(Boursenews.ma) - CMT, cotée en bourse, a connu un passé parfois trouble. Gestion douteuse, communication opaque, et intérêts des actionnaires minoritaires souvent négligés, la compagnie n'était pas un modèle de transparence dans la décennie suivant son introduction en bourse en 2008. Un renouveau était attendu avec son acquisition par AMG en 2020. La gouvernance a été revue, des dirigeants ont été remplacés, et un processus d'assainissement a débuté. L'action côtoyait ses sommets historiques en Bourse au début de l'été 2022.
Trois ans ont été nécessaires pour restaurer la confiance et permettre aux investisseurs d'apprécier la véritable valeur de l'entreprise : des marges parmi les meilleures du secteur, un rendement de dividende inégalé et, récemment, un plan de développement ambitieux. C'est à ce moment que les problèmes ont émergé.

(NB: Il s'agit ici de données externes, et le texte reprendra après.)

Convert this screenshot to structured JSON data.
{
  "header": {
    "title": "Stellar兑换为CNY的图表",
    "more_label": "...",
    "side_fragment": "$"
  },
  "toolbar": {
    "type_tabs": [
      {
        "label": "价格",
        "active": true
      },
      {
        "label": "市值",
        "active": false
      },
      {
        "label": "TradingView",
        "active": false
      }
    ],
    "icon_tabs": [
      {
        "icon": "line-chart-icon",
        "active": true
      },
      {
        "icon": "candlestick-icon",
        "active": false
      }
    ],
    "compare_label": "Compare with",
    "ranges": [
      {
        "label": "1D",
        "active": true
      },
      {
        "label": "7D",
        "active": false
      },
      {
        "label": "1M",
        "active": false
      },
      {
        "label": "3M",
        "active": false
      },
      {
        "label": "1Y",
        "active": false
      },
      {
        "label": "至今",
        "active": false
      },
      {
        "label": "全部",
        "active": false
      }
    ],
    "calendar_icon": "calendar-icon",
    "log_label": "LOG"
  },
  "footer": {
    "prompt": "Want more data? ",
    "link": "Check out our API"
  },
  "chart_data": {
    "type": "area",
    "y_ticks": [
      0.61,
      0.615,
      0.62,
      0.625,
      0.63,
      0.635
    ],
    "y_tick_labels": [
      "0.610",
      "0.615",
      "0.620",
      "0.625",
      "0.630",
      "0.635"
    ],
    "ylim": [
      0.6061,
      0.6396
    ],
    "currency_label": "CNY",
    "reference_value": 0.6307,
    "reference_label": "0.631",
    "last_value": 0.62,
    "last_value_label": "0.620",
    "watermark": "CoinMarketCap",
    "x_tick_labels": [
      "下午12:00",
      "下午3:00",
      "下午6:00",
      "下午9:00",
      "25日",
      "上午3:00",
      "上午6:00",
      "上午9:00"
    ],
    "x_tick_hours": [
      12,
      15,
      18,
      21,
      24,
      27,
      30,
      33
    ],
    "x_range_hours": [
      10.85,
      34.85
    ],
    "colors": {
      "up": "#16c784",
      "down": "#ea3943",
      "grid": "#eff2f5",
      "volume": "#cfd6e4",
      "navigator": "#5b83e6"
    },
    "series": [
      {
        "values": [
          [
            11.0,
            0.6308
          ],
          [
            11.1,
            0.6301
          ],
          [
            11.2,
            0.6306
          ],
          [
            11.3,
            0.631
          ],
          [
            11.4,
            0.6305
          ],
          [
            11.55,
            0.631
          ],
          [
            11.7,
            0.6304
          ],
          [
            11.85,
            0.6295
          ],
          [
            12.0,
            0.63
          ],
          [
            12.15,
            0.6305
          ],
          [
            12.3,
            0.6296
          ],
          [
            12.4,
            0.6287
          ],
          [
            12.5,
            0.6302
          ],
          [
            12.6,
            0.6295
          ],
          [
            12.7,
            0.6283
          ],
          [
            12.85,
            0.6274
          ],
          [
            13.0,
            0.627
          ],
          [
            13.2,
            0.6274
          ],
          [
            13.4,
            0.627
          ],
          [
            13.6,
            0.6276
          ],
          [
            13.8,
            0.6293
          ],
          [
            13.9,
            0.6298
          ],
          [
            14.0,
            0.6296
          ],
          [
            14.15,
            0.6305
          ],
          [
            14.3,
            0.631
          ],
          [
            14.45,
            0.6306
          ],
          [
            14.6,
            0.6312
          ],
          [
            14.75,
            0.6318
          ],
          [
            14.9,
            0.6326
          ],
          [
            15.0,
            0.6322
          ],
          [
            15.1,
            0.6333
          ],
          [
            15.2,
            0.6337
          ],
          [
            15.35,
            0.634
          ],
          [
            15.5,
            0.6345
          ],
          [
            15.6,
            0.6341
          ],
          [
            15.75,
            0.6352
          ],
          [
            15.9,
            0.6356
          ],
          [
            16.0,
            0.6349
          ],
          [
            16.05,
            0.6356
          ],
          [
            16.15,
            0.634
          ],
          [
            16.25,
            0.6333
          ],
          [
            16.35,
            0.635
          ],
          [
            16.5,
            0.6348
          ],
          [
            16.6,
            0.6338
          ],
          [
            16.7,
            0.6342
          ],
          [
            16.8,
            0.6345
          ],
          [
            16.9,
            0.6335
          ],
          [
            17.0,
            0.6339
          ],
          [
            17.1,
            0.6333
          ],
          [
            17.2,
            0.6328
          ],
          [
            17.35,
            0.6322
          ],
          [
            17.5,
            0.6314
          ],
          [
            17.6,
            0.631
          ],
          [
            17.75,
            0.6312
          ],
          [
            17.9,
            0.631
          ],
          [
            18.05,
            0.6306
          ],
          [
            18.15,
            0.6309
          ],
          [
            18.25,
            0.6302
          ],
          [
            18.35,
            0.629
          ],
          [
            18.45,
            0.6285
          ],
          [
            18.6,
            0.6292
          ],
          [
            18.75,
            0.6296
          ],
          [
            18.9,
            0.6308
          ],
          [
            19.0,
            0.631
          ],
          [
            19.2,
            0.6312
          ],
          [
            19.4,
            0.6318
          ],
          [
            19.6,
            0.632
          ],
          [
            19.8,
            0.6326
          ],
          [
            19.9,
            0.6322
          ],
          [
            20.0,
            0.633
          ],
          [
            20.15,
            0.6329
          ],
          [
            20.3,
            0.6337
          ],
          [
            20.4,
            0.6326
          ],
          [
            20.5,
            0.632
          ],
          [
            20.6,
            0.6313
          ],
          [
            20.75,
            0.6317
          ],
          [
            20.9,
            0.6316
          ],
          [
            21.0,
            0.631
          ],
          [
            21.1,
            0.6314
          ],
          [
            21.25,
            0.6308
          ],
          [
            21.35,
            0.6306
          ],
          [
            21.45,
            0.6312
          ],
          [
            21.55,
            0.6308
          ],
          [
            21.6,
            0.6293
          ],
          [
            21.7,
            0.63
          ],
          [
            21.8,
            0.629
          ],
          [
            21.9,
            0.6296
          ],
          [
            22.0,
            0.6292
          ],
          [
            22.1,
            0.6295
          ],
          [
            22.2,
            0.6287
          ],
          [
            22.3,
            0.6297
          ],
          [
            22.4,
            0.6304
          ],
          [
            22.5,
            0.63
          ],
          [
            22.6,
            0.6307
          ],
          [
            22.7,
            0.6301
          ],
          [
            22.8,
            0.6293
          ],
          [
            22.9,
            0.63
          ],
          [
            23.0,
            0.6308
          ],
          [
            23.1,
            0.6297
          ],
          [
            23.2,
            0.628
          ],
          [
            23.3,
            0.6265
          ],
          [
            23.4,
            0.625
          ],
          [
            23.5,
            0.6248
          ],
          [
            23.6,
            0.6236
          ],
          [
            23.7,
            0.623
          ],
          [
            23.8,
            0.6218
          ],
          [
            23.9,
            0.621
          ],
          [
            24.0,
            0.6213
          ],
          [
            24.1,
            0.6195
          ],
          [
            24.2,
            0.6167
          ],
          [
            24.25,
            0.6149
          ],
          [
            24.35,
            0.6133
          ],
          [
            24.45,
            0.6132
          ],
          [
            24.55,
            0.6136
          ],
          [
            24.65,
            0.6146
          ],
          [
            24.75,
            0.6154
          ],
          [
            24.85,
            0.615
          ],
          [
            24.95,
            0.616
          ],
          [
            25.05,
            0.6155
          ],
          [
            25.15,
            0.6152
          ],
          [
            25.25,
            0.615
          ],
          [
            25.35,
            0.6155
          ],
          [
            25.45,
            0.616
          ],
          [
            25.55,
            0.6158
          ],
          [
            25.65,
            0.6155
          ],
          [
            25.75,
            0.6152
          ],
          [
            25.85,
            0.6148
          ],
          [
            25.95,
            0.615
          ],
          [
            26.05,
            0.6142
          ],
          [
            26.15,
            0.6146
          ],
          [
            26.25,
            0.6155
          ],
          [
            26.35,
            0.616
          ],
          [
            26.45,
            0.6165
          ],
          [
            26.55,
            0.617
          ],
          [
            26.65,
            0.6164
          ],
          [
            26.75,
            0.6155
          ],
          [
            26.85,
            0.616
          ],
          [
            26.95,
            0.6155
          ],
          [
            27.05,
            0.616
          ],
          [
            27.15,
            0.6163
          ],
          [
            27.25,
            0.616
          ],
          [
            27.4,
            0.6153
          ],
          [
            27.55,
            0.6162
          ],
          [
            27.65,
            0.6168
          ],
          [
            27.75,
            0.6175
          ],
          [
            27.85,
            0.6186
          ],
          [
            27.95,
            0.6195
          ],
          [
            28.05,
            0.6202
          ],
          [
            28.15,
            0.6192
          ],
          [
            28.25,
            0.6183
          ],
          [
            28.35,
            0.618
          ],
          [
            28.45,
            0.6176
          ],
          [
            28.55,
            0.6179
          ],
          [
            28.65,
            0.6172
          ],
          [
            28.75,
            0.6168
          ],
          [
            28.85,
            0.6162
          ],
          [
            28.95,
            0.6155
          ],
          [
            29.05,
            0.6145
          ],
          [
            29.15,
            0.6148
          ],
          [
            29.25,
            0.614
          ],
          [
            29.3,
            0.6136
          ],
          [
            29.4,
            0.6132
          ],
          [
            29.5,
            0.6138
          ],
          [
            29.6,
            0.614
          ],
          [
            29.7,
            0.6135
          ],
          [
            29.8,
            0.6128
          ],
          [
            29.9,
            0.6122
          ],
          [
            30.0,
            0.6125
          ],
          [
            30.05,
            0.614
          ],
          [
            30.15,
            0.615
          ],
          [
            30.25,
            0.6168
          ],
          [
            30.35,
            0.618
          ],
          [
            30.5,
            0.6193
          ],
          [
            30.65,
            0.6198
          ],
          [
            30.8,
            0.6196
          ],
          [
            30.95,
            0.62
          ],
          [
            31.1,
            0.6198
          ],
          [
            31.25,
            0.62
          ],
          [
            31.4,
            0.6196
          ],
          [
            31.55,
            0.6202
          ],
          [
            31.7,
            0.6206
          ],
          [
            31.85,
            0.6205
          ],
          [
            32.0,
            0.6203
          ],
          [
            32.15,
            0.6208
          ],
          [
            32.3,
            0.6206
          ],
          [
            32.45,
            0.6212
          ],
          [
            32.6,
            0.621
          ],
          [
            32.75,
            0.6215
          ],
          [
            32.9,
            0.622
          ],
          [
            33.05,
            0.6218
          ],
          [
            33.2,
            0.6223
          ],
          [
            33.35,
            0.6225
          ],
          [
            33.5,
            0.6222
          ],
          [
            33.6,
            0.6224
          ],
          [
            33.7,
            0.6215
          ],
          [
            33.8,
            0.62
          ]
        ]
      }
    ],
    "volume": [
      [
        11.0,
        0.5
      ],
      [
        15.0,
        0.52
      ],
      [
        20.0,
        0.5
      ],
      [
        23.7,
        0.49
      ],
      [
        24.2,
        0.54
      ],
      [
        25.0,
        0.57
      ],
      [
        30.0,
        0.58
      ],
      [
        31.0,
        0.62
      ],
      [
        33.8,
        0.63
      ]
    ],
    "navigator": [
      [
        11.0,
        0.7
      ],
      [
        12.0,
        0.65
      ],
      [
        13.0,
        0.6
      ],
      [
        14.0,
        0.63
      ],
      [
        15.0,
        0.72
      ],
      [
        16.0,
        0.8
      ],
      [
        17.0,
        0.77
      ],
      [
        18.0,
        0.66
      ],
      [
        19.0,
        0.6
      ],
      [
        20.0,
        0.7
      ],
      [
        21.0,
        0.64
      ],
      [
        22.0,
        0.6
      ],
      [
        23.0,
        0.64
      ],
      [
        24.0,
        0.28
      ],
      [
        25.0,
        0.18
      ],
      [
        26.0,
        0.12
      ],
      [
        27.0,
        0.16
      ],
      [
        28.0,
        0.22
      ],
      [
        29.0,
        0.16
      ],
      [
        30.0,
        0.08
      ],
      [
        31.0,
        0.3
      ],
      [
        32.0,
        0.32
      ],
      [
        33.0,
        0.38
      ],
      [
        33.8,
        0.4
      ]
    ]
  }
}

L'Office des Changes réclame à CMT une amende de 376 MDH pour des infractions au régime de change remontant à l'époque des anciens dirigeants. Ce litige entrave les investissements prévus par l'entreprise à l'étranger, car l'Office ne peut pas examiner un dossier d'investissement international pendant un litige.
Cette année, la société a créé Touissit International Corporation, une filiale détenue à 100%. Cette entité devait initier une prise de participation progressive dans des actifs miniers aurifères majeurs en République Démocratique du Congo. La première étape, une participation de 9,2% dans les actifs ciblés avec une option d'extension à 49%, est actuellement bloquée.
En septembre, la direction nous expliquait que cette filiale capable de produire 100'000 oz d’or par an et les projets au Maroc permettraient de franchir un nouveau palier en termes d'activité et de marges. Car en plus de ses ambitions internationales, CMT au Maroc souhaite mener à bien l'entrée en production du nouveau puits à Tighza d'ici 2024, ainsi que la réalisation du projet cuprifère dans la province d’Azilal. Le projet Tighza, qui a déjà mobilisé 300 MDH, devrait générer un chiffre d'affaires additionnel de 30 à 50%.
Nouvelles contraintes
La saisie conservatoire pratiquée à la demande de la Douane entraîne de nouvelles contraintes. Outre l'atteinte à la réputation, le financement de la société est également remis en question. Des opérateurs de marché consultés expriment leur inquiétude : CMT, habituée à se financer par dette privée, pourrait avoir des difficultés à lever des fonds et à financer sa croissance, tant localement qu'à l'international, tant que cette affaire n'est pas résolue. Chez CMT, même si on se veut confiant dans la réglementation marocaine on confirme qu’il existe une certaine nervosité dans l’écosystème. La compagnie, qui approche de son centenaire, emploie directement et indirectement 800 personnes et soutient un réseaux de plus de 100 fournisseurs locaux.
Et maintenant ?
Dans sa communication financière du troisième trimestre, le groupe a indiqué être « convaincu de la justesse de sa position et avoir pleine confiance dans le système judiciaire pour évaluer équitablement les faits ». La justice aura à examiner la réalité des infractions invoquées par l’office des changes. Il est probable que la justice entende les anciens dirigeants et actionnaires, responsables à l'époque des faits. La direction n'a ni confirmé ni infirmé cette hypothèse. En attendant, CMT a entamé des négociations avec les autorités pour un règlement à l'amiable.
Croissance robuste et réserves revalorisées
La croissance est tangible cette année. Le chiffre d'affaires a augmenté de 13% à fin septembre, et les réserves de la mine, récemment revalorisées, indiquent un potentiel de croissance significatif au Maroc. Cependant, les gisements deviennent plus profonds et l'extraction plus coûteuse. Le groupe aura besoin de ressources financières pour poursuivre ses opérations.
Le communiqué financier montre cela dit des tensions naissantes sur la trésorerie au T3. Depuis le début de cette affaire, les financements à moyen et long terme sont plus difficiles à obtenir, et la société se tourne vers des dettes à court terme. « L'augmentation du besoin en fonds de roulement, consécutive au développement des activités, s'est traduite par une hausse de l'endettement à court terme, tandis que la distribution du dividende au titre de l'année 2022 a généré une baisse du niveau de trésorerie à fin septembre 2023 », explique la direction.